A scatter plot is a chart type that is normally used to observe and visually display the relationship between variables. The values of the variables are represented by dots.
The positioning of the dots on the vertical and horizontal axis will inform the value of the respective data point; hence, scatter plots make use of Cartesian coordinates to display the values of the variables in a data set.
Plotly Express is the easy-to-use, high-level interface to Plotly, which operates on a variety of types of data and produces easy-to-style figures. Lets plot a simple graph using plotly.express
(usually imported as px).
Simple Plotting with scatter
scatter
function accepts two lists, one for x coordinates and another one for y coordinates.
# x and y given as array_like objects
import plotly.express as px
fig = px.scatter(x=[0, 1, 2, 3, 4], y=[0, 1, 4, 9, 16])
fig.show()
Run this code and your default browser will open where you will get an interactive graph like this one.
Passing pandas dataframe to scatter
We can use the scatter function to plot the pandas data frame. It accepts dataframe and labels for x and y axis.
# x and y given as DataFrame columns
import plotly.express as px
df = px.data.iris() # iris is a pandas DataFrame
fig = px.scatter(df, x="sepal_width", y="sepal_length")
fig.show()
Run this code and you will get this graph in the browser.
Setting size and color with column names
To plot the graph with variable-sized circular marks, we use the size
argument. Note that color and size data are added to hover information. You can add other columns to hover data with the hover_data
argument of px.scatter
.
import plotly.express as px
df = px.data.iris()
fig = px.scatter(df, x="sepal_width", y="sepal_length", color="species",
size='petal_length', hover_data=['petal_width'])
fig.show()
Run this code and observe the difference in the size of circular marks.
Color can be continuous as follows
import plotly.express as px
df = px.data.iris()
fig = px.scatter(df, x="sepal_width", y="sepal_length", color='petal_length')
fig.show()
Now by just looking at the color, you can estimate the value of petal_length.
Symbol (labels)
Symbols are used to differentiate data from different categories.

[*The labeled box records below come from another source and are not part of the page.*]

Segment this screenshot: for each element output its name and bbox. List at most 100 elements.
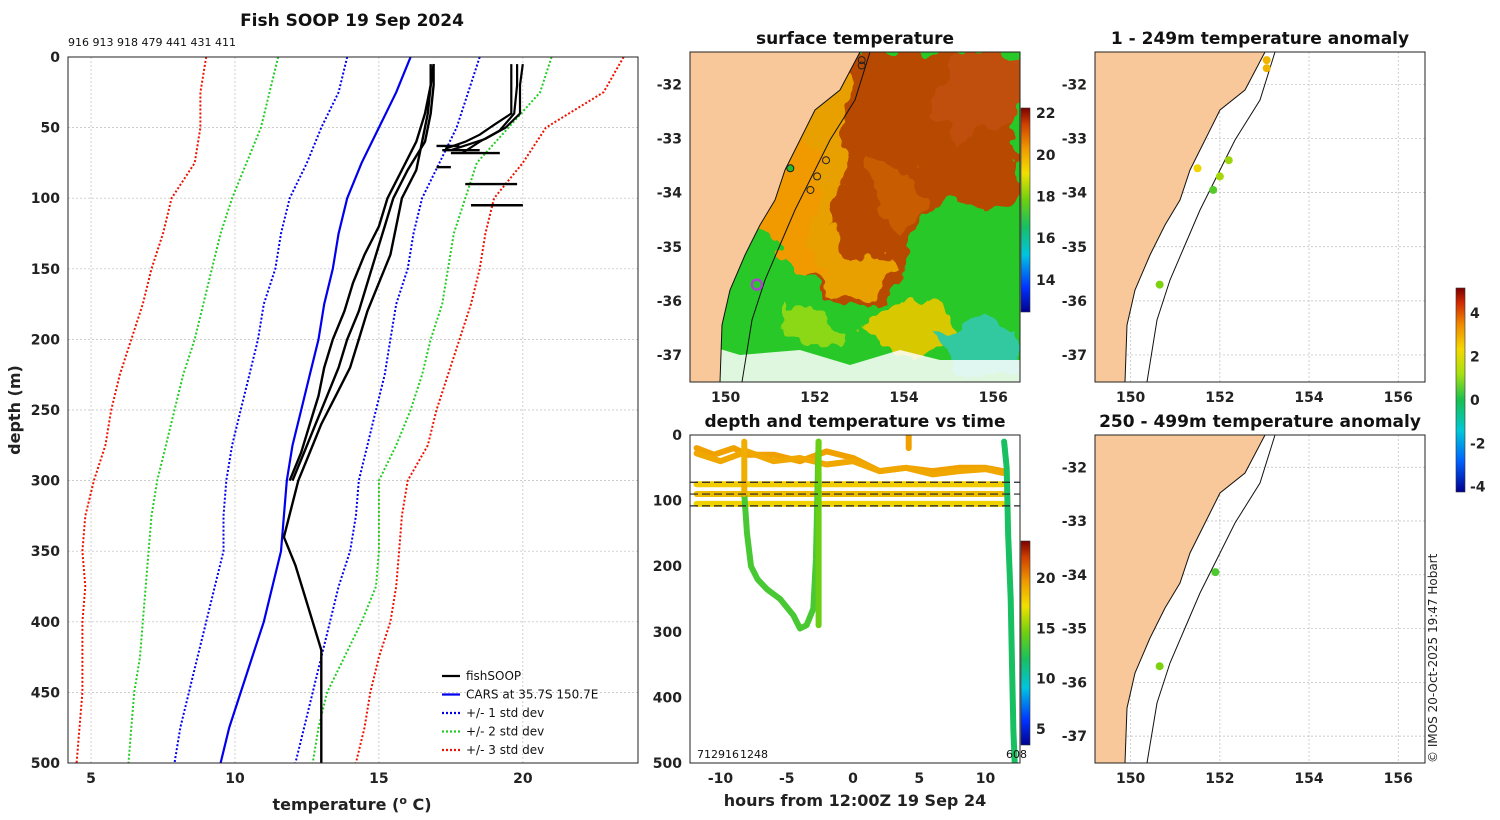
map-ytick-label: -35: [1062, 240, 1087, 256]
map-ytick-label: -37: [657, 348, 682, 364]
map-xtick-label: 156: [1384, 771, 1413, 787]
ts-track: [693, 445, 1006, 475]
ts-bottom-note: 916: [718, 748, 739, 761]
ts-bottom-note: 1248: [740, 748, 768, 761]
ts-title: depth and temperature vs time: [705, 412, 1006, 432]
ts-ytick-label: 300: [653, 625, 682, 641]
anom1-point: [1193, 164, 1202, 173]
anom1-point: [1155, 280, 1164, 289]
ts-xtick-label: 0: [848, 771, 858, 787]
map-ytick-label: -33: [1062, 514, 1087, 530]
ts-bottom-note: 608: [1006, 748, 1027, 761]
map-xtick-label: 154: [1294, 390, 1323, 406]
ts-track: [1001, 438, 1018, 763]
map-ytick-label: -34: [657, 186, 683, 202]
map-xtick-label: 152: [1205, 771, 1234, 787]
anomaly-map-deep: 250 - 499m temperature anomaly 150 152 154…: [1062, 287, 1486, 787]
anomaly-colorbar-label: -4: [1470, 480, 1486, 496]
sst-ticks: 150 152 154 156 -32 -33 -34 -35 -36 -37: [657, 77, 1008, 406]
profile-ytick-label: 150: [31, 262, 60, 278]
anom2-point: [1211, 568, 1220, 577]
map-ytick-label: -36: [657, 294, 682, 310]
sd1-plus-line: [294, 57, 481, 763]
ts-ytick-label: 0: [672, 428, 682, 444]
sst-station-marker: [806, 185, 815, 194]
profile-ytick-label: 100: [31, 191, 60, 207]
sst-isobath: [741, 52, 871, 382]
map-ytick-label: -33: [1062, 132, 1087, 148]
anomaly-colorbar-label: 4: [1470, 306, 1480, 322]
sd2-minus-line: [127, 57, 280, 763]
anom1-frame: [1094, 51, 1426, 383]
profile-ytick-label: 400: [31, 615, 60, 631]
sst-station-marker: [857, 56, 866, 65]
ts-ytick-label: 100: [653, 494, 682, 510]
fishsoop-upper-profile: [444, 64, 513, 150]
legend-label: CARS at 35.7S 150.7E: [466, 688, 598, 702]
profile-ytick-label: 300: [31, 474, 60, 490]
profile-ytick-label: 250: [31, 403, 60, 419]
ts-xlabel: hours from 12:00Z 19 Sep 24: [724, 791, 986, 810]
fishsoop-upper-profile: [461, 64, 519, 154]
anom1-point: [1215, 172, 1224, 181]
profile-xtick-label: 10: [225, 771, 245, 787]
profile-ytick-label: 0: [50, 50, 60, 66]
map-ytick-label: -32: [1062, 77, 1087, 93]
map-ytick-label: -36: [1062, 294, 1087, 310]
map-xtick-label: 152: [800, 390, 829, 406]
ts-colorbar-ticks: 5 10 15 20: [1036, 571, 1056, 738]
anomaly-colorbar-ticks: -4 -2 0 2 4: [1470, 306, 1486, 496]
anom1-point: [1209, 185, 1218, 194]
anom2-land: [1095, 435, 1265, 763]
ts-colorbar-label: 5: [1036, 722, 1046, 738]
anom1-point: [1224, 156, 1233, 165]
sst-colorbar-label: 16: [1036, 231, 1055, 247]
map-ytick-label: -37: [1062, 348, 1087, 364]
sst-station-marker: [750, 278, 764, 291]
anomaly-map-shallow: 1 - 249m temperature anomaly 150 152 154 15…: [1062, 29, 1426, 406]
map-ytick-label: -35: [657, 240, 682, 256]
profile-top-note: 916 913 918 479 441 431 411: [68, 36, 236, 49]
map-ytick-label: -33: [657, 132, 682, 148]
ts-series: [690, 435, 1020, 763]
sst-colorbar-label: 22: [1036, 106, 1055, 122]
anom2-frame: [1094, 434, 1426, 764]
ts-ytick-label: 500: [653, 756, 682, 772]
sd3-plus-line: [354, 57, 625, 763]
legend-label: +/- 3 std dev: [466, 743, 544, 757]
anom2-title: 250 - 499m temperature anomaly: [1099, 412, 1421, 432]
sst-colorbar-label: 20: [1036, 148, 1056, 164]
anom1-points: [1155, 56, 1271, 289]
profile-frame: [67, 56, 639, 764]
ts-ytick-label: 400: [653, 690, 682, 706]
timeseries-chart: depth and temperature vs time -10 -5 0 5 100…: [653, 412, 1056, 810]
legend-label: +/- 2 std dev: [466, 725, 544, 739]
fishsoop-profile: [282, 64, 432, 763]
legend-label: fishSOOP: [466, 669, 521, 683]
ts-colorbar-label: 20: [1036, 571, 1056, 587]
sst-field: [690, 52, 1020, 382]
ts-ytick-label: 200: [653, 559, 682, 575]
anomaly-colorbar-label: 2: [1470, 349, 1480, 365]
profile-ytick-label: 200: [31, 332, 60, 348]
anom2-points: [1155, 568, 1220, 671]
profile-xtick-label: 20: [513, 771, 533, 787]
map-xtick-label: 150: [1116, 771, 1145, 787]
map-xtick-label: 152: [1205, 390, 1234, 406]
ts-bottom-note: 712: [697, 748, 718, 761]
ts-xtick-label: 10: [976, 771, 996, 787]
ts-track: [741, 438, 822, 632]
map-xtick-label: 150: [711, 390, 740, 406]
sst-land: [690, 52, 860, 382]
ts-colorbar: [1020, 540, 1031, 746]
profile-ytick-label: 350: [31, 544, 60, 560]
profile-xtick-label: 5: [86, 771, 96, 787]
legend-label: +/- 1 std dev: [466, 706, 544, 720]
map-xtick-label: 154: [889, 390, 918, 406]
anom1-land: [1095, 52, 1265, 382]
map-ytick-label: -34: [1062, 186, 1088, 202]
ts-xtick-label: -10: [708, 771, 734, 787]
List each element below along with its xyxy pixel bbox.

The symbol argument can be mapped to the column as well.
import plotly.express as px
df = px.data.iris()
fig = px.scatter(df, x="sepal_width", y="sepal_length", color="species", symbol="species")
fig.show()
Different symbols are assigned as per species available in the data.
Scatter Plot And categorical axes
We can present the variable in categorical form such as group like medals.
import plotly.express as px
df = px.data.medals_long()
fig = px.scatter(df, y="nation", x="count", color="medal", symbol="medal")
#to increase the size of circular marks in graph
fig.update_traces(marker_size=10)
fig.show()
Error bars with scatter plot
Error bars are used to represent uncertainty in data.
import plotly.express as px
df = px.data.iris()
#adding an extra column in dataframe for using it to plot error bars
df["e"] = df["sepal_width"]/100
fig = px.scatter(df, x="sepal_width", y="sepal_length", color="species",
error_x="e", error_y="e")
fig.show()
Marginal Distribution Plots
Marginal distribution plots are small subplots above or to the right of the main plot, which show the distribution of data along only one dimension.
Marginal can be ‘histogram’, ‘rug’, ‘box’ or ‘violin’.
import plotly.express as px
df = px.data.iris()
fig = px.scatter(df, x="sepal_length", y="sepal_width", marginal_x="histogram", marginal_y="rug")
fig.show()
The side along the presence of data distribution makes it easier to understand the distribution of each variable.